Crude British assassin Billy Butcher (Karl Urban) and his ragtag team of vigilantes are still on a mission to expose and destroy The Seven, who are all “wankers” as far as the Butcher’s concerned. But his crew has gone into hiding after making the FBI’s Most Wanted list and landing in Vought’s crosshairs. OCD family man Mother’s Milk (Laz Alonso), the feral Kimiko (Karen Fukuhara), quirky Frenchie (Tomer Capon) and milquetoast Hughie (Jack Quaid) have hit rock bottom while taking shelter in the grimy basement of an illicit drug runner.
But that all changes when a new, damning development provides fresh ammo against the supes. Their drug of choice, Compound V, plays a much bigger role than anyone thought. No spoilers here, but prepare for some of the best fight scenes to take place in a maternity ward — and then a psych ward.
Developed for television by Eric Kripke ("Supernatural," "Timeless"), “The Boys” is based on the comic book of the same name by Garth Ennis and Darick Robertson. If Season 1 was great, Season 2 is even better, thanks to the expansion of the main characters' back stories — which in turn throws the good-versus-evil, perfect folks-versus-regular slobs plot into even sharper relief. New twists and members of the ensemble are added judiciously, which is probably a strange word for a show that's so wonderfully reckless. But no matter how irreverent — its characters are debauched, morally compromised and crass — "The Boys" successfully walks a fine line between taking the piss and pissing people off.
For example, the #MeToo movement is symbolized in Starlight’s sexual harassment and coercion by another member of The Seven, slimy supe The Deep (Chace Crawford). Vought ultimately twists her painful story into a money-making, women-finding-their-voice campaign — “Girls Get It Done!” (or something like that). It’s cynical, funny and horrible at the same time, as are all the disturbing, timely parables the series contains about racism, intolerance and hate-stoking.

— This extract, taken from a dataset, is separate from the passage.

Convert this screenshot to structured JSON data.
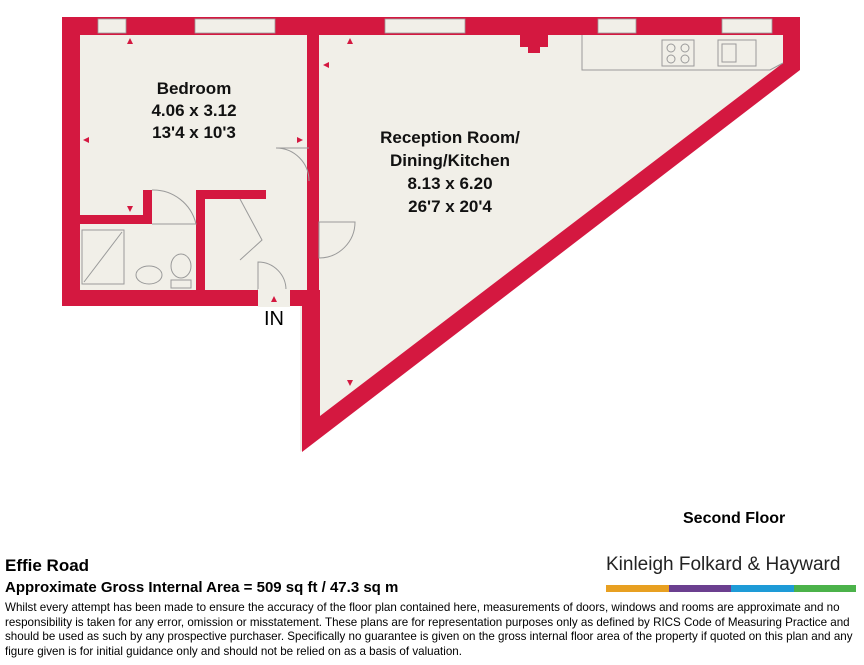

We shouldn’t laugh, but, God, do we need to. “The Boys” walks a perilously thin line between lampooning what’s wrong with America and embracing it for entertainment value — something those of us in the real world know a thing or two about. Pulling dark humor out of that caustic cauldron is not just a skill, it’s a warped superpower. Even the most super-skeptic of viewers can agree about that.